Objective Inspection and Palpation:
Check for symmetry, size, shape of head and face.
Assess nasal patency and any frontal/maxillary sinus issues.
Ear Assessment
Inspection: Examine for shape, size, lesions, and cerumen.
Palpation: Check for pain in the ear and mastoid area.
Whisper Test: Evaluates hearing and CN VIII function.
Eye Assessment
Inspection: Evaluate eyelids, cornea, and conjunctiva for clarity and symmetry.
Evaluation: Check direct and consensual light reflex and extraocular movements.
Throat Assessment
Objective: Inspect the mouth and throat for lesions, color, and moisture. Check for movement of uvula to assess cranial nerves IX and X.
Thyroid Assessment
Technique: Inspect and palpate the thyroid gland for size and nodules.
Neck Assessment
Palpation: Assess lymph nodes, noting any enlargements or tenderness.
Thorax and Lung Assessment
Subjective and Objective Data:
Gather history of respiratory symptoms and conduct inspection, palpation, and auscultation for abnormalities.
Cardiovascular Assessment
History: Document any related pain, palpitations, and patient history.
Objective Inspection and Techniques: Assess neck vessels, precordium, and apical impulse systematically.
Peripheral Vascular System Assessment
Subjective: Look for swelling and perfusion issues.
Objective: Inspect extremities for lesions and check pulses across major arteries.
Abdominal Assessment
Subjective: Collect information on symptoms like pain and dietary habits.

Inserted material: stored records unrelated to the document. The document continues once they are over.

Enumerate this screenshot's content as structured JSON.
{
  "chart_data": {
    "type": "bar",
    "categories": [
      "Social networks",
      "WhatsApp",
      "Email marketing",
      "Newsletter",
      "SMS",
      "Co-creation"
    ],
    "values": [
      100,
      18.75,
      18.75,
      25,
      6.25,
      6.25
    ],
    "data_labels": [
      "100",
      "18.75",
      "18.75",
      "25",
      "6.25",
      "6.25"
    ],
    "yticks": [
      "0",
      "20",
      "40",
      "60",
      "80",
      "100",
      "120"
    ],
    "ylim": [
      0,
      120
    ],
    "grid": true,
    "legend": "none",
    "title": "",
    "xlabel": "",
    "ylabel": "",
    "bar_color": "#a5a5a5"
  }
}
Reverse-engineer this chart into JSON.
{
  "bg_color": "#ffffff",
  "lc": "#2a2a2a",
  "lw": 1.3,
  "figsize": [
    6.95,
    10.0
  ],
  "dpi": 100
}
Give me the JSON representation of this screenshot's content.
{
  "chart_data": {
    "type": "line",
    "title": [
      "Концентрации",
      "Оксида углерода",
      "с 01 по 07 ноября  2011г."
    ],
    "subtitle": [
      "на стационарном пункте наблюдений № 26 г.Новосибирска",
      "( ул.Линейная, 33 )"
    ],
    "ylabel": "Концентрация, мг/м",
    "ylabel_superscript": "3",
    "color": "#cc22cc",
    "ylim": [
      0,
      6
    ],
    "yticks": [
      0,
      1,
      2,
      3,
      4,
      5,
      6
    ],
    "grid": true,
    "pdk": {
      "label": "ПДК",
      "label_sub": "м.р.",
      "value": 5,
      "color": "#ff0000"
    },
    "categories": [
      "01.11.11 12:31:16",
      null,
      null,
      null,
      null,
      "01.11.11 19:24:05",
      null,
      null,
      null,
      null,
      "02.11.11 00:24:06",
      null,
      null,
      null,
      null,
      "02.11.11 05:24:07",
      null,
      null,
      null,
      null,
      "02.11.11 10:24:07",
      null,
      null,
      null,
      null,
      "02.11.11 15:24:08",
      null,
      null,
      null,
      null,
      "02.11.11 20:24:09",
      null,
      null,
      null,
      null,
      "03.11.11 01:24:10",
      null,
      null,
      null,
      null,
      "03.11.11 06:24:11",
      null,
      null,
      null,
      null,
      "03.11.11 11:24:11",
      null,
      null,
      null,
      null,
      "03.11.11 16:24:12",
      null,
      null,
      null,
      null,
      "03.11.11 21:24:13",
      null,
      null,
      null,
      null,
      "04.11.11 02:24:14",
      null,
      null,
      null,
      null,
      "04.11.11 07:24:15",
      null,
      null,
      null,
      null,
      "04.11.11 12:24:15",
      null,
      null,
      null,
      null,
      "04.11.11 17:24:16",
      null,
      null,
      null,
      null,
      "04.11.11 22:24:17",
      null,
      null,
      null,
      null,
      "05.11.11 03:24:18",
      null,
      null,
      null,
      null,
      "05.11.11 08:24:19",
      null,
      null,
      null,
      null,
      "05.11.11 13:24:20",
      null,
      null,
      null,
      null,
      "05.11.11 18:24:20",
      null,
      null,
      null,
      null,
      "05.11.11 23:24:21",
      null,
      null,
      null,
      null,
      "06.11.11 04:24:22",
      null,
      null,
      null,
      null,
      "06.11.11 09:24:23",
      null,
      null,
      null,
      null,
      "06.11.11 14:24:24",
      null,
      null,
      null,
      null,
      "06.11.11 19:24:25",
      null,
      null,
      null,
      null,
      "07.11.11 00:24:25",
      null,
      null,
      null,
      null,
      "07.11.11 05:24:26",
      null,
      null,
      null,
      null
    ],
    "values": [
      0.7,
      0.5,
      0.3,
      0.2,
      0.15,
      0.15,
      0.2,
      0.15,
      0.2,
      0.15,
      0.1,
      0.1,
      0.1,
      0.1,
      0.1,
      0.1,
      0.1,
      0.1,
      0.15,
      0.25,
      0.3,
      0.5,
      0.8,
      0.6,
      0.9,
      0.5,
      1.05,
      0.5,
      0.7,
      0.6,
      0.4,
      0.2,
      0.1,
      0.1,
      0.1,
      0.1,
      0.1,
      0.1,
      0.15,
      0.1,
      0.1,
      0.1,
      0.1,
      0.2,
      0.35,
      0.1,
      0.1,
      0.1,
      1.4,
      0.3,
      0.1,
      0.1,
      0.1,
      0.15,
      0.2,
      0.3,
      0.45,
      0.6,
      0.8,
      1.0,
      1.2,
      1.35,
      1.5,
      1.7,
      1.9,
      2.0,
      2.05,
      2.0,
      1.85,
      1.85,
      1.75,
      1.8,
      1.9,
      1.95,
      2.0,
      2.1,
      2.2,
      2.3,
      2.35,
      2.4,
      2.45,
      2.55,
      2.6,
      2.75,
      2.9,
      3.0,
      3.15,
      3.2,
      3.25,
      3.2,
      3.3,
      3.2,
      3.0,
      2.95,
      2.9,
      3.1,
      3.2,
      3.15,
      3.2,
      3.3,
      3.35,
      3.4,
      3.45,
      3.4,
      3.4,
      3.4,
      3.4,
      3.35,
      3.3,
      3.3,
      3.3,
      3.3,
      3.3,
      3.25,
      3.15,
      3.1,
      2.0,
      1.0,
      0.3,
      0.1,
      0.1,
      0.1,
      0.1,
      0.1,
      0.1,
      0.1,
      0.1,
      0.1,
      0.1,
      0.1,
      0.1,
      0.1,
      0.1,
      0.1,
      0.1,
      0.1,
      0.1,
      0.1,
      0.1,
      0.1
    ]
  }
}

Objective Sequence: Follow inspection, auscultation, percussion, and palpation for assessment.
Breast Assessment
Inquiry: Discuss any pain, lumps, or discharge with patients prior to examination.
Objective Inspection and Palpation: Assess breast and axillary areas systematically.
Male and Female Genitalia Assessments
Subjective: Document patient history relevant to sexual and reproductive health.
Objective: Inspect and assess for any abnormalities in both genders.
Musculoskeletal Assessment
Subjective: Gather history on trauma and exercise routines.
Objective: Inspect muscle symmetry, assess range of motion, and perform strength grading.
Neurologic Assessment
Subjective: Evaluate any neurological symptoms such as dizziness and numbness.
Objective: Assess mental status, cranial nerves, motor and sensory function, and reflexes.